Stephen Gardiner was the son of John Gardiner (d. 1507), clothier of Bury St Edmunds and his wife Agnes, and was born in around 1495. The Gardiner family were prominent in the town; in 1471 the then alderman, Robert Gardiner, who was probably Stephen’s grandfather, drew up a protest against the Abbot on behalf of the townsman. This was part of a centuries-old dispute between the Abbey and the town about rights and liberties. After the dissolution of the Abbey in 1539, Gardiner remained close to the families who carried on administering the patrimony of St Edmund, such as Sir Clement Heigham, Steward of the Liberty of Bury St Edmunds. As Stephen’s nephew, it is likely in any case that German Gardiner was also a native of Bury, but the case is strengthened by his unusual name. In the sources he is sometimes referred to as German, Germaine or Jermyn – all of them abbreviations of the name Germanus. It seems unlikely that German Gardiner was named after St Germanus of Auxerre – a saint venerated at this time primarily in Cornwall – and light is shed on this matter by M. R. James, who noted in 1930 that the obscure East Anglian St Jurmin was also known as Firminus, Hiurminus or Germanus. Jurmin may have been obscure – he was the semi-legendary son of the East Anglian King Anna, who was killed fighting pagans in the seventh century near Blythburgh – but his cult was very prominent in the Abbey of Bury St Edmunds. After Abbot Leofstan succeeded in translating the relics of St Jurmin from Blythborough to Bury in the eleventh century, the cult of St Jurmin took its place as a secondary but important one within the Abbey Church – Jurmin’s shrine, a silver-plated altar, faced the splendid feretory of St Edmund himself. It is highly likely that the medieval cult of St Jurmin is the origin of the Norfolk and Suffolk family names Jermyn, Jermy and Jarmyn.

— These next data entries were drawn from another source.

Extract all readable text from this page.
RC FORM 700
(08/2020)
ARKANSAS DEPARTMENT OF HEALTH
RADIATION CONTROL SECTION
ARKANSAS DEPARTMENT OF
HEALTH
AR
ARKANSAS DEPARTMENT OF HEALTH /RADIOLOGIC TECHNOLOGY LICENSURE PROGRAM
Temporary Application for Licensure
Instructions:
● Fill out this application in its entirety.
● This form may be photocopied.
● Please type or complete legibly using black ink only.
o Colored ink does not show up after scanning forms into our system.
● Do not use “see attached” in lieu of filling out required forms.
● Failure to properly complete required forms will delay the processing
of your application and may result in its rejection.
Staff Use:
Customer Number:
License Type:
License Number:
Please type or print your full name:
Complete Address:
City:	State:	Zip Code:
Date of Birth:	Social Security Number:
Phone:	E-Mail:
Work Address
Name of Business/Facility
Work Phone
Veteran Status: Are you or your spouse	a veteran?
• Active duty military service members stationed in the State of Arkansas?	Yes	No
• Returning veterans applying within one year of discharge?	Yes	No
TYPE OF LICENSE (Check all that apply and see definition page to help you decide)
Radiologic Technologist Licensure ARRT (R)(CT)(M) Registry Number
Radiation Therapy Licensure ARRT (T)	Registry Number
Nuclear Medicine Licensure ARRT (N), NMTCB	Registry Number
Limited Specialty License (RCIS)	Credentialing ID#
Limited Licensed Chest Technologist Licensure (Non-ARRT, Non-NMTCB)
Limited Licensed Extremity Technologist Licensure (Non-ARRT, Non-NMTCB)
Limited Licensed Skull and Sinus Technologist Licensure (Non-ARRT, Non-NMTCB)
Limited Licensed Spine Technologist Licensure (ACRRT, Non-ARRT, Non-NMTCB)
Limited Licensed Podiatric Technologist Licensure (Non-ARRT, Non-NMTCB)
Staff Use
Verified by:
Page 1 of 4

If German Gardiner was named after St Jurmin – a saint peculiar to Bury St Edmunds – it could be an indication that he was born on St Jurmin’s feast day of 23 February. Alternatively – and perhaps more probably – Gardiner was named after the Jermyn family of Rushbrooke Hall, with whom his branch of the Gardiner family might well have had family or patronage connections. Either way, Gardiner’s unusual baptismal name places him securely in the local context of Bury St Edmunds. In the absence of any direct evidence concerning the place of his birth, the suggestion that he was born in Bury must remain speculation, but it is strongly supported by the limited evidence available. If Bd German Gardiner is a Bury St Edmunds martyr, he would take his place alongside the two Benedictine martyrs St Alban Roe (1583-1642) and Bd George Gervase (1571-1608), the latter of whom spent some of his boyhood in the town.